By Marie Mannes
STOCKHOLM (Reuters) -Sweden-based automaker Volvo Cars reaffirmed its outlook on Thursday and said it saw no point in cutting prices given healthy demand as its operating earnings beat estimates.
Its shares shot up 8% at the market open before retreating to trade flat at 0736 GMT, which Bernstein analyst Daniel Roeska said could be because of some early short-covering orders.
Automakers such as Volvo have begun slowly emerging from an extended period of supply chain pain and shortages, which have hit output and driven up costs.
The company said its manufacturing had improved, but still saw some shortages, which would continue to affect production in the second quarter.
Volvo has seen robust demand for its models, which it aims to be all-electric by the end of the decade, with unit sales up 10% in the first quarter.
Meanwhile, Tesla has doubled down on a price war begun at the end of last year to spur demand and fend off rising competition, posting its lowest quarterly gross margin in two years and jarring stocks across the industry, including its own.

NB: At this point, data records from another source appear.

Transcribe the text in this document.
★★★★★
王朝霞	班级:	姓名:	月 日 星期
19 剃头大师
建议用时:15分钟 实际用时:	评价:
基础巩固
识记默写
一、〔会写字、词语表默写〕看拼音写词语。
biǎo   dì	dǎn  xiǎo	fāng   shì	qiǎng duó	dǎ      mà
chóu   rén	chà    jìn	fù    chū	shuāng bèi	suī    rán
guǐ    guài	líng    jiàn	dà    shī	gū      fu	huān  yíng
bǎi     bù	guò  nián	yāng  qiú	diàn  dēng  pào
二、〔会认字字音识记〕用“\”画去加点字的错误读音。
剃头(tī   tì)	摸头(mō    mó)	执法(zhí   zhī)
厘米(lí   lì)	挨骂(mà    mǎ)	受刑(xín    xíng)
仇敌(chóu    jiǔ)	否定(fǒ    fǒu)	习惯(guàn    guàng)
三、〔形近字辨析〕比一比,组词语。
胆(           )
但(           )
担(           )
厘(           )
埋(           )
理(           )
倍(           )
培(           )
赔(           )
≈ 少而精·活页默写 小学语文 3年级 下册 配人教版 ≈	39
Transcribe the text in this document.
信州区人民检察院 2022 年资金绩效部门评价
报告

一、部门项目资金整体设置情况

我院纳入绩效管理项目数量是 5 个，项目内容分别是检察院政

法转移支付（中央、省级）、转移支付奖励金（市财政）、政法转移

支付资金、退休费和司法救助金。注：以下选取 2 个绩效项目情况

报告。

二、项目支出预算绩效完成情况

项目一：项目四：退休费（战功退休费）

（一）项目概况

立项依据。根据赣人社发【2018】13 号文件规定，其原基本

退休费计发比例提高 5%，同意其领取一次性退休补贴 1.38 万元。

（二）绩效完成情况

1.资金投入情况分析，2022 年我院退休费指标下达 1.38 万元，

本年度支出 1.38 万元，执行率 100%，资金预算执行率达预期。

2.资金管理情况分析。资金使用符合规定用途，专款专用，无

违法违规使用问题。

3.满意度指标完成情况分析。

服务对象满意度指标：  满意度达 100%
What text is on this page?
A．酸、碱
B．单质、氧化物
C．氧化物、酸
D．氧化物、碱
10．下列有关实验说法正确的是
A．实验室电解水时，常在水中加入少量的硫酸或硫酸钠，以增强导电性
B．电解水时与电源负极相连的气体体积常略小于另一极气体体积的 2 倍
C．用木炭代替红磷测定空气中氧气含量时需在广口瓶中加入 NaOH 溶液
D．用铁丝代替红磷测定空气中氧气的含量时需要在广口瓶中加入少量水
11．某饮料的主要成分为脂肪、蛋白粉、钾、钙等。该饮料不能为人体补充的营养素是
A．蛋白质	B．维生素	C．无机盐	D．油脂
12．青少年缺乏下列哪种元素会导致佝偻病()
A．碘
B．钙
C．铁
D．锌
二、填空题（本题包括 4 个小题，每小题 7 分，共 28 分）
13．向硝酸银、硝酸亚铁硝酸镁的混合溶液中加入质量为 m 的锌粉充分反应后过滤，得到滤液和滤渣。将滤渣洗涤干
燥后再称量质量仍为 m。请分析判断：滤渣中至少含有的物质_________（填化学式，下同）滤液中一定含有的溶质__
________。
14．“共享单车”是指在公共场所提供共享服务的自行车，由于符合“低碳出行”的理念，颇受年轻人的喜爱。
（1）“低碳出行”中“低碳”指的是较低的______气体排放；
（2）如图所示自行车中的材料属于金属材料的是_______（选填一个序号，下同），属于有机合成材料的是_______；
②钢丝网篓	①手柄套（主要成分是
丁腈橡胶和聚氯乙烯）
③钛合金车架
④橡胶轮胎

Volvo, for whom fully electric vehicles (EVs) accounted for 11% last year, said in February it had no intention of cutting its EV prices.
On Thursday, Chief Executive Jim Rowan told Reuters that as long as demand continues to be high for the automaker, he saw no reason to cut prices.
Rowan also said lithium prices, a major source of cost for the carmaker’s EVs, had started to decline. This was despite Chile, the world’s second largest producer of the metal, saying it would nationalize its lithium industry.
He added that more lithium sources were starting to be available from other parts of the world making him comfortable that the cost would continue to decline.
Volvo Cars, majority-owned by China’s Geely, said operating earnings fell to 5.1 billion Swedish crowns ($494.63 million) in the quarter from a year-ago 6 billion crowns, beating a mean forecast of 3.6 billion crowns.